Elon Musk's SpaceX filed for an initial public offering with a valuation target of approximately US$1.75 trillion on May 21, following a US$4.28 billion loss for the quarter ended March 31. The company's filing reveals that heavy spending on data-center computing masks profitability in its core Starlink satellite internet division, with investors betting that Starlink revenue can fund the Starship rocket program and support a broader push into artificial intelligence. Traditional valuation measures do not fully explain the price tag, though some analyses suggest the satellite and space businesses alone could support a near US$2 trillion valuation.

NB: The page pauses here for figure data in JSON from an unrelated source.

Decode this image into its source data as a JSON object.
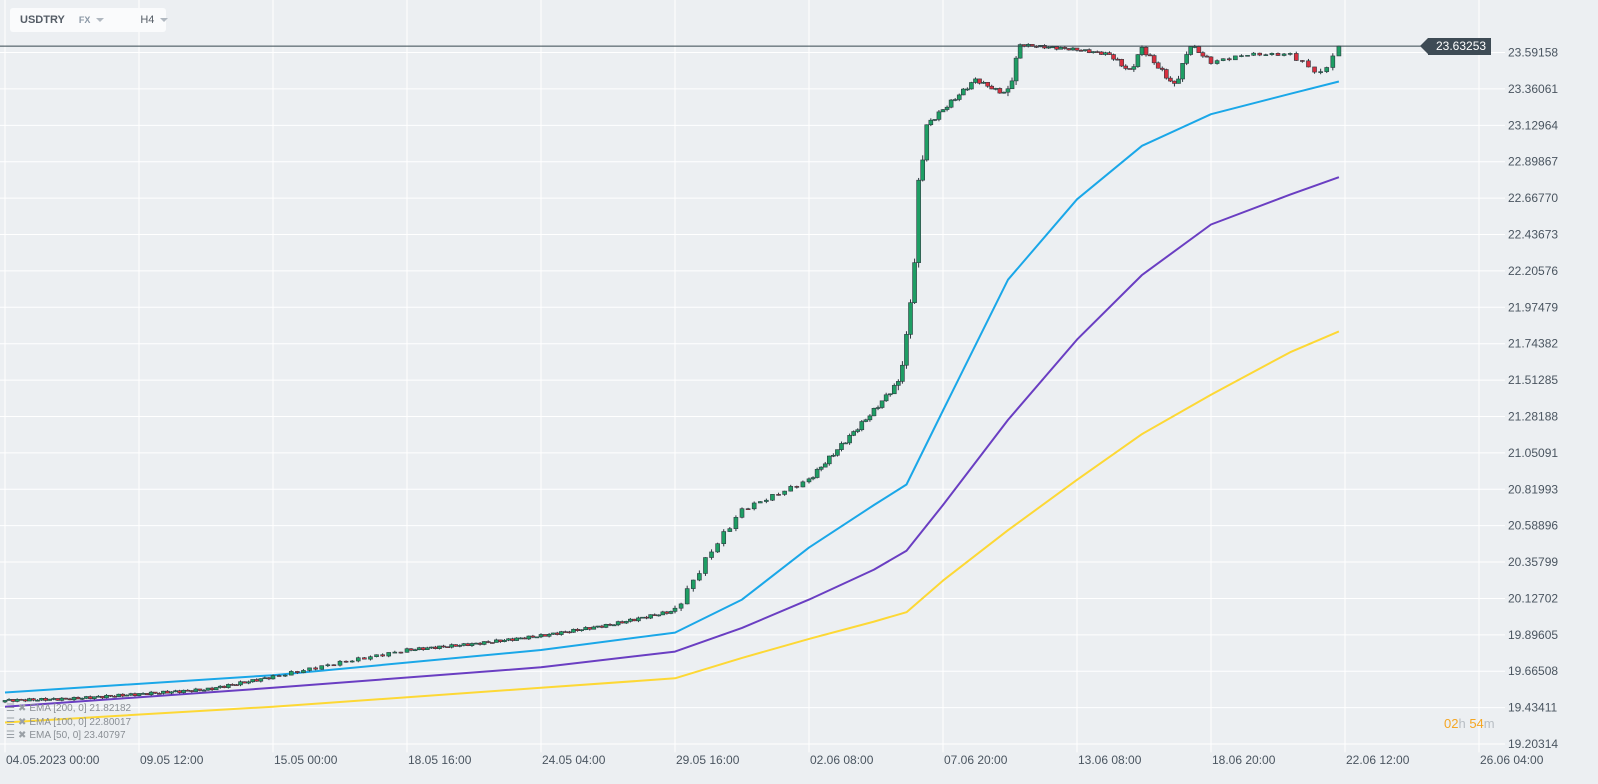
{
  "header": {
    "symbol": "USDTRY",
    "market": "FX",
    "timeframe": "H4"
  },
  "current_price": "23.63253",
  "countdown": {
    "hours": "02",
    "h_unit": "h",
    "minutes": "54",
    "m_unit": "m"
  },
  "legend": [
    {
      "label": "EMA [200, 0] 21.82182"
    },
    {
      "label": "EMA [100, 0] 22.80017"
    },
    {
      "label": "EMA [50, 0] 23.40797"
    }
  ],
  "colors": {
    "up": "#1e9e64",
    "down": "#d8303f",
    "ema50": "#1aa7e8",
    "ema100": "#6a3ec2",
    "ema200": "#fdd835",
    "price_line": "#37474f",
    "grid": "#ffffff",
    "background": "#eceff2"
  },
  "chart_data": {
    "type": "candlestick",
    "ylim": [
      19.15,
      23.925
    ],
    "y_ticks": [
      "23.59158",
      "23.36061",
      "23.12964",
      "22.89867",
      "22.66770",
      "22.43673",
      "22.20576",
      "21.97479",
      "21.74382",
      "21.51285",
      "21.28188",
      "21.05091",
      "20.81993",
      "20.58896",
      "20.35799",
      "20.12702",
      "19.89605",
      "19.66508",
      "19.43411",
      "19.20314"
    ],
    "x_ticks": [
      {
        "label": "04.05.2023  00:00",
        "date": "2023-05-04T00:00"
      },
      {
        "label": "09.05  12:00",
        "date": "2023-05-09T12:00"
      },
      {
        "label": "15.05  00:00",
        "date": "2023-05-15T00:00"
      },
      {
        "label": "18.05  16:00",
        "date": "2023-05-18T16:00"
      },
      {
        "label": "24.05  04:00",
        "date": "2023-05-24T04:00"
      },
      {
        "label": "29.05  16:00",
        "date": "2023-05-29T16:00"
      },
      {
        "label": "02.06  08:00",
        "date": "2023-06-02T08:00"
      },
      {
        "label": "07.06  20:00",
        "date": "2023-06-07T20:00"
      },
      {
        "label": "13.06  08:00",
        "date": "2023-06-13T08:00"
      },
      {
        "label": "18.06  20:00",
        "date": "2023-06-18T20:00"
      },
      {
        "label": "22.06  12:00",
        "date": "2023-06-22T12:00"
      },
      {
        "label": "26.06  04:00",
        "date": "2023-06-26T04:00"
      }
    ],
    "close_path": [
      [
        "2023-05-04T00:00",
        19.48
      ],
      [
        "2023-05-06T16:00",
        19.49
      ],
      [
        "2023-05-09T12:00",
        19.52
      ],
      [
        "2023-05-12T08:00",
        19.55
      ],
      [
        "2023-05-15T00:00",
        19.63
      ],
      [
        "2023-05-16T20:00",
        19.72
      ],
      [
        "2023-05-18T16:00",
        19.8
      ],
      [
        "2023-05-21T12:00",
        19.84
      ],
      [
        "2023-05-24T04:00",
        19.89
      ],
      [
        "2023-05-27T00:00",
        19.96
      ],
      [
        "2023-05-29T16:00",
        20.05
      ],
      [
        "2023-05-30T16:00",
        20.43
      ],
      [
        "2023-05-31T12:00",
        20.69
      ],
      [
        "2023-06-02T08:00",
        20.88
      ],
      [
        "2023-06-03T16:00",
        21.1
      ],
      [
        "2023-06-05T00:00",
        21.32
      ],
      [
        "2023-06-06T00:00",
        21.5
      ],
      [
        "2023-06-06T08:00",
        21.77
      ],
      [
        "2023-06-06T16:00",
        22.27
      ],
      [
        "2023-06-06T20:00",
        22.75
      ],
      [
        "2023-06-07T04:00",
        23.13
      ],
      [
        "2023-06-07T20:00",
        23.23
      ],
      [
        "2023-06-09T04:00",
        23.42
      ],
      [
        "2023-06-10T04:00",
        23.34
      ],
      [
        "2023-06-10T12:00",
        23.34
      ],
      [
        "2023-06-11T00:00",
        23.64
      ],
      [
        "2023-06-13T08:00",
        23.61
      ],
      [
        "2023-06-14T16:00",
        23.58
      ],
      [
        "2023-06-15T12:00",
        23.47
      ],
      [
        "2023-06-16T00:00",
        23.62
      ],
      [
        "2023-06-17T08:00",
        23.38
      ],
      [
        "2023-06-18T00:00",
        23.64
      ],
      [
        "2023-06-18T20:00",
        23.53
      ],
      [
        "2023-06-19T20:00",
        23.58
      ],
      [
        "2023-06-21T00:00",
        23.58
      ],
      [
        "2023-06-21T20:00",
        23.45
      ],
      [
        "2023-06-22T08:00",
        23.63253
      ]
    ],
    "series": [
      {
        "name": "EMA [50, 0]",
        "color_key": "ema50",
        "points": [
          [
            "2023-05-04T00:00",
            19.53
          ],
          [
            "2023-05-15T00:00",
            19.64
          ],
          [
            "2023-05-24T04:00",
            19.8
          ],
          [
            "2023-05-29T16:00",
            19.91
          ],
          [
            "2023-05-31T12:00",
            20.12
          ],
          [
            "2023-06-02T08:00",
            20.45
          ],
          [
            "2023-06-05T00:00",
            20.72
          ],
          [
            "2023-06-06T08:00",
            20.85
          ],
          [
            "2023-06-07T20:00",
            21.32
          ],
          [
            "2023-06-10T12:00",
            22.15
          ],
          [
            "2023-06-13T08:00",
            22.66
          ],
          [
            "2023-06-16T00:00",
            23.0
          ],
          [
            "2023-06-18T20:00",
            23.2
          ],
          [
            "2023-06-21T00:00",
            23.33
          ],
          [
            "2023-06-22T08:00",
            23.40797
          ]
        ]
      },
      {
        "name": "EMA [100, 0]",
        "color_key": "ema100",
        "points": [
          [
            "2023-05-04T00:00",
            19.44
          ],
          [
            "2023-05-15T00:00",
            19.56
          ],
          [
            "2023-05-24T04:00",
            19.69
          ],
          [
            "2023-05-29T16:00",
            19.79
          ],
          [
            "2023-05-31T12:00",
            19.94
          ],
          [
            "2023-06-02T08:00",
            20.12
          ],
          [
            "2023-06-05T00:00",
            20.31
          ],
          [
            "2023-06-06T08:00",
            20.43
          ],
          [
            "2023-06-07T20:00",
            20.72
          ],
          [
            "2023-06-10T12:00",
            21.26
          ],
          [
            "2023-06-13T08:00",
            21.77
          ],
          [
            "2023-06-16T00:00",
            22.18
          ],
          [
            "2023-06-18T20:00",
            22.5
          ],
          [
            "2023-06-21T00:00",
            22.69
          ],
          [
            "2023-06-22T08:00",
            22.80017
          ]
        ]
      },
      {
        "name": "EMA [200, 0]",
        "color_key": "ema200",
        "points": [
          [
            "2023-05-04T00:00",
            19.34
          ],
          [
            "2023-05-15T00:00",
            19.44
          ],
          [
            "2023-05-24T04:00",
            19.56
          ],
          [
            "2023-05-29T16:00",
            19.62
          ],
          [
            "2023-05-31T12:00",
            19.75
          ],
          [
            "2023-06-02T08:00",
            19.87
          ],
          [
            "2023-06-05T00:00",
            19.98
          ],
          [
            "2023-06-06T08:00",
            20.04
          ],
          [
            "2023-06-07T20:00",
            20.24
          ],
          [
            "2023-06-10T12:00",
            20.56
          ],
          [
            "2023-06-13T08:00",
            20.88
          ],
          [
            "2023-06-16T00:00",
            21.17
          ],
          [
            "2023-06-18T20:00",
            21.42
          ],
          [
            "2023-06-21T00:00",
            21.69
          ],
          [
            "2023-06-22T08:00",
            21.82182
          ]
        ]
      }
    ],
    "bar_interval_hours": 4,
    "grid": true
  }
}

Starlink Profitability Supports Broader Losses

Starlink was SpaceX's only profitable division last year, generating US$4.42 billion in revenue. In the first quarter, Starlink accounted for 69% of total company sales, while its subscriber base more than doubled year-over-year to 10.3 million users.

The quarterly loss was primarily driven by planned spending on future data-center capacity. SpaceX's data-center computing unit recorded a loss of US$6.35 billion for the full prior year, with first-quarter capital spending on data-center computing reaching US$7.7 billion.

Orbital Data Centers: Planned but Unproven

SpaceX's IPO prospectus discloses plans to build and launch orbital data centers, with space-based facilities potentially beginning deployment as early as 2028. However, the filing acknowledges significant uncertainties: orbital data centers remain unproven and may never work as a business model.

Cost represents a major barrier. Current analysis estimates the cost of an orbital facility at approximately three times that of a terrestrial equivalent. Additionally, orbital data center feasibility faces constraints from limited launch capacity and high launch costs, which could delay or prevent viable deployment.

The offering represents a test of investor appetite for a potential shift in cloud infrastructure—the computing systems that store and process data for online services.